Vocal nodules or knots on the vocal cords are limited protrusions on the verge of the anterior and middle thirds edge of the vocal cords, and they are usually benign lesions of the vocal folds of children and women. Their etiology is indisputable because it is proven that they are the result of forced hyperkinetic phonation type in women and children who blatantly talk a lot.
The vocal nodules formation mechanism represents a collision of middle parts of vocal cords (described as the border of the anterior and middle third of loose edge of the vocal cords) and it matches exactly to half membrane part of the vocal cords. Namely, those are the parts of the vocal cords which, during phonation, vibrate with maximum amplitude, and the mechanical clash of those parts with hyperkinetic phonation leads to tissue damage and tissue reaction in the form of protrusions of loose edge.
The occurrence of vocal nodules is most often a consequence of long vocal abuse, it mostly occurs in women that are maximally professionally vocally engaged and speech dominant children, and sometimes also children with attention deficit syndrome. These are the most affected groups. However, vocal nodules can develop rapidly after acute voice stress, often in combination with acute laryngitis, or viral illness of upper respiratory tract. Then they are barely visible, soft and called prenodules. Otherwise, the nodules may be edematous soft-and fibrosis hard and after a certain time they are created from soft nodules.

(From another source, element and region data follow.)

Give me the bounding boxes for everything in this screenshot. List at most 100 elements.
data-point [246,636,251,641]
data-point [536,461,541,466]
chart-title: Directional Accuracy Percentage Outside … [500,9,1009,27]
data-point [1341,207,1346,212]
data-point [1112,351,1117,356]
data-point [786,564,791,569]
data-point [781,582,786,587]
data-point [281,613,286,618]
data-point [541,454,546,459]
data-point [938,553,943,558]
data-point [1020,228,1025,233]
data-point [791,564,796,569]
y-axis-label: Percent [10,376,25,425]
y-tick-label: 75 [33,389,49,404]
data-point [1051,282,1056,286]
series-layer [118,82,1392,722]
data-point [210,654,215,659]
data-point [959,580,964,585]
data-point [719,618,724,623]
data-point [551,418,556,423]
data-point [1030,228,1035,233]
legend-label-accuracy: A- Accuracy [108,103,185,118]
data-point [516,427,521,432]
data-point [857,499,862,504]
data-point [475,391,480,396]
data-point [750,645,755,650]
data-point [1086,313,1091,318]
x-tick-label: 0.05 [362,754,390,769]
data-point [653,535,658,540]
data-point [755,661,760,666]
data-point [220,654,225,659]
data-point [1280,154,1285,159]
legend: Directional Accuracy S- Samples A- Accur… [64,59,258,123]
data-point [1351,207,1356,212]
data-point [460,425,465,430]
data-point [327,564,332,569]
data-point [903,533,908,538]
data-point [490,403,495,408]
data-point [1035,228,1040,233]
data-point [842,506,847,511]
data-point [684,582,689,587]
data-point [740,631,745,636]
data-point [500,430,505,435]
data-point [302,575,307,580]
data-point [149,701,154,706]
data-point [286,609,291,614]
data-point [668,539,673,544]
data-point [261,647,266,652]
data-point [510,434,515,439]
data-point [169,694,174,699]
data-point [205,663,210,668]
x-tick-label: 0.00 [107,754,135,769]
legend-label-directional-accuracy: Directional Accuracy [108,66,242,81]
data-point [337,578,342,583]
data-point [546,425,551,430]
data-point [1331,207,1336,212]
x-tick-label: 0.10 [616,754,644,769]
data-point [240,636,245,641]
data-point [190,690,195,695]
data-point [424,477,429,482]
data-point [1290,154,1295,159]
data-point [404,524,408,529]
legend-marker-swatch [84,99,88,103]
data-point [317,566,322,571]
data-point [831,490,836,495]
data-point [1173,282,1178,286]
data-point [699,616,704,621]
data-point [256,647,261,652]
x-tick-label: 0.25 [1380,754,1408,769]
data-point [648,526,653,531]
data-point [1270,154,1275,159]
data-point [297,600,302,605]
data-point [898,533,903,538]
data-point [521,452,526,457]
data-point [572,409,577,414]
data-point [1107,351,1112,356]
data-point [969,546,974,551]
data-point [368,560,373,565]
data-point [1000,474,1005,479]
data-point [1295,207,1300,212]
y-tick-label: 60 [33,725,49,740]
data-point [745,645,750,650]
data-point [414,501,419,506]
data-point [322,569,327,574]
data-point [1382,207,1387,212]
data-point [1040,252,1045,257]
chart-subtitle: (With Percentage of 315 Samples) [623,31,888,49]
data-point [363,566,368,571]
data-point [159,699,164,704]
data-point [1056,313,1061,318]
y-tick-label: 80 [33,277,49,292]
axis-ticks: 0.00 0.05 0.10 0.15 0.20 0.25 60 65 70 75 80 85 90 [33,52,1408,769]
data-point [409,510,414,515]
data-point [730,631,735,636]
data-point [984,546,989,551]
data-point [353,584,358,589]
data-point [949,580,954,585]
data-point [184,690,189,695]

Although these are small growths on the vocal cords, hoarseness can be considerable, because this is a combined mechanism of primary hyperkinesia (that caused the vocal nodules), the noise generated in the voice produced by passing the air through partially closed glottis, and the secondary hyperkinesia. Therefore, vocal nodules may interfere with professional activity and must be treated because constant stress in patients with vocal nodules leads to further damage to important parts of the vibratory vocal cords.
Vocal Nodules Treatment
Laryngeal stroboscopy can show nodule type. Soft nodules can be treated conservatively with voice exercises, medically, while the hard nodules are treated with surgical excision in a very cautious microlaryngoscopy technique, followed by the obligatory voice therapy with the aim to change the way of phonation so nodules would not relapse. Precisely because of the manner of phonation which is the part of the default behavior (and sometimes professional) these nodules often recur. A favorable fact is that in boys during puberty they retreat by themselves, as opposed to vocal nodules in girls, which often last even after puberty, narrowing their choice of future occupation.
Vocal nodules in children often spontaneously regresses until puberty so they do not represent a greater problem and there is no need to remove them surgically. But in a number of children the disappearance of vocal nodules in certain places develops chronic changes that lead to permanent hoarseness in adults, which is often difficult to treat.